Whether you are involved in virtual showings, remote closings, remote listing presentation, or procuring electronic signatures, you must take appropriate precautions to protect the personal information collected throughout the course of your business, such as social security numbers, bank account information, credit card information, driver’s license numbers, etc.

To limit your risk of having a data breach while working from home, you should follow these BEST PRACTICES:  

  1. Update your software – Make sure that any software being run on your home computer and any other devices is updated, especially your antivirus software, firewalls, and operating system.

  2. Continue to maintain good password and email habits – Use long and complicated passwords or password management software, and use two-factor authentication whenever available.  Do not click on suspicious links or attachments, and employ encrypted messaging to share sensitive information.  Beware of coronavirus-themed phishing emails.

  3. Use a virtual private network (VPN) – A VPN can help protect the data you send and receive while you work from home.  A VPN helps to create a trusted connection between employees and their organizations and ensure ongoing access to corporate tools.  Corporate VPNs provide additional protections against phishing and malware attacks, the same way corporate firewalls do in the office.

  4. Don’t mix personal and business – Continue to use your work devices and email to do work and personal devices and email for personal matters.  Not doing so increases the risk of introducing a software program with a security flaw or exposing your business to a phishing email.
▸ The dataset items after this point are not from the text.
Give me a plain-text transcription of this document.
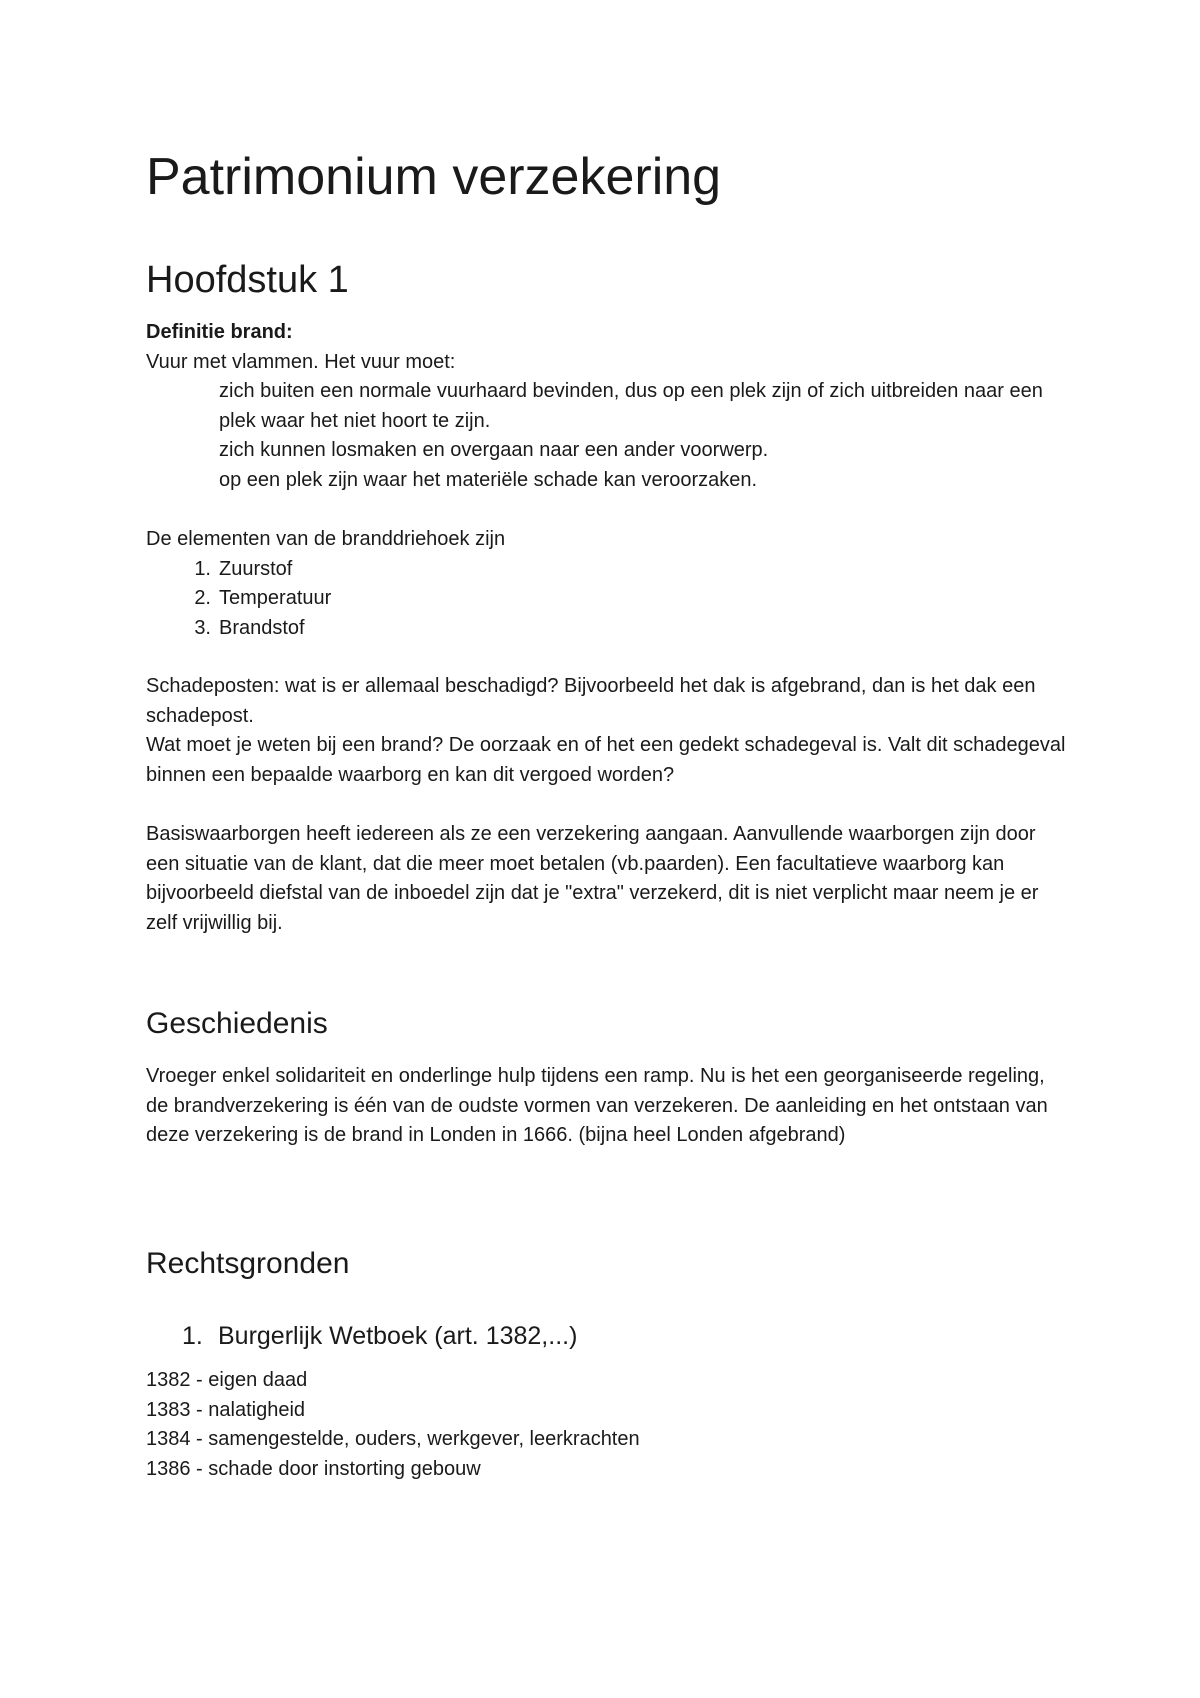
Patrimonium verzekering
Hoofdstuk 1

Definitie brand:

Vuur met vlammen. Het vuur moet:

zich buiten een normale vuurhaard bevinden, dus op een plek zijn of zich uitbreiden naar een plek waar het niet hoort te zijn.

zich kunnen losmaken en overgaan naar een ander voorwerp.

op een plek zijn waar het materiële schade kan veroorzaken.

De elementen van de branddriehoek zijn

1. Zuurstof
2. Temperatuur
3. Brandstof

Schadeposten: wat is er allemaal beschadigd? Bijvoorbeeld het dak is afgebrand, dan is het dak een schadepost.

Wat moet je weten bij een brand? De oorzaak en of het een gedekt schadegeval is. Valt dit schadegeval binnen een bepaalde waarborg en kan dit vergoed worden?

Basiswaarborgen heeft iedereen als ze een verzekering aangaan. Aanvullende waarborgen zijn door een situatie van de klant, dat die meer moet betalen (vb.paarden). Een facultatieve waarborg kan bijvoorbeeld diefstal van de inboedel zijn dat je "extra" verzekerd, dit is niet verplicht maar neem je er zelf vrijwillig bij.

Geschiedenis

Vroeger enkel solidariteit en onderlinge hulp tijdens een ramp. Nu is het een georganiseerde regeling, de brandverzekering is één van de oudste vormen van verzekeren. De aanleiding en het ontstaan van deze verzekering is de brand in Londen in 1666. (bijna heel Londen afgebrand)

Rechtsgronden
1. Burgerlijk Wetboek (art. 1382,...)

1382 - eigen daad

1383 - nalatigheid

1384 - samengestelde, ouders, werkgever, leerkrachten

1386 - schade door instorting gebouw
  5. Don’t improvise – While it is helpful to use collaboration tools like instant-messaging platforms and video-meeting rooms, if a tool is not working right, do not download an unknown substitute.  You could inadvertently introduce a software program with a security flaw – and that means someone unauthorized may be able to access company data, or any personal data you have on the device.

  6. Alert your customers and clients at the outset – Have a conversation right up front that wire fraud is real and emails sent by these criminals are convincing and sophisticated.  Advise your customers and clients that before wiring any funds they should call the wire recipient using a phone number they know is accurate to verify the legitimacy of the request.

  7.  Mitigate teleconference hijacking threats – Keep virtual meetings private and not public by requiring a meeting password and sharing it only with specific people.  Manage screensharing options and ensure you are using the most up-to-date version of the remote meeting application.

You should check with your insurance carrier the type of insurance protection, if any, they offer in the event of a cybersecurity attack or data breach.   If you need this type of insurance protection, or would like more coverage, you can visit NYSAR’s and NAR’s websites for a description of the cybersecurity insurance plans available to REALTORS®.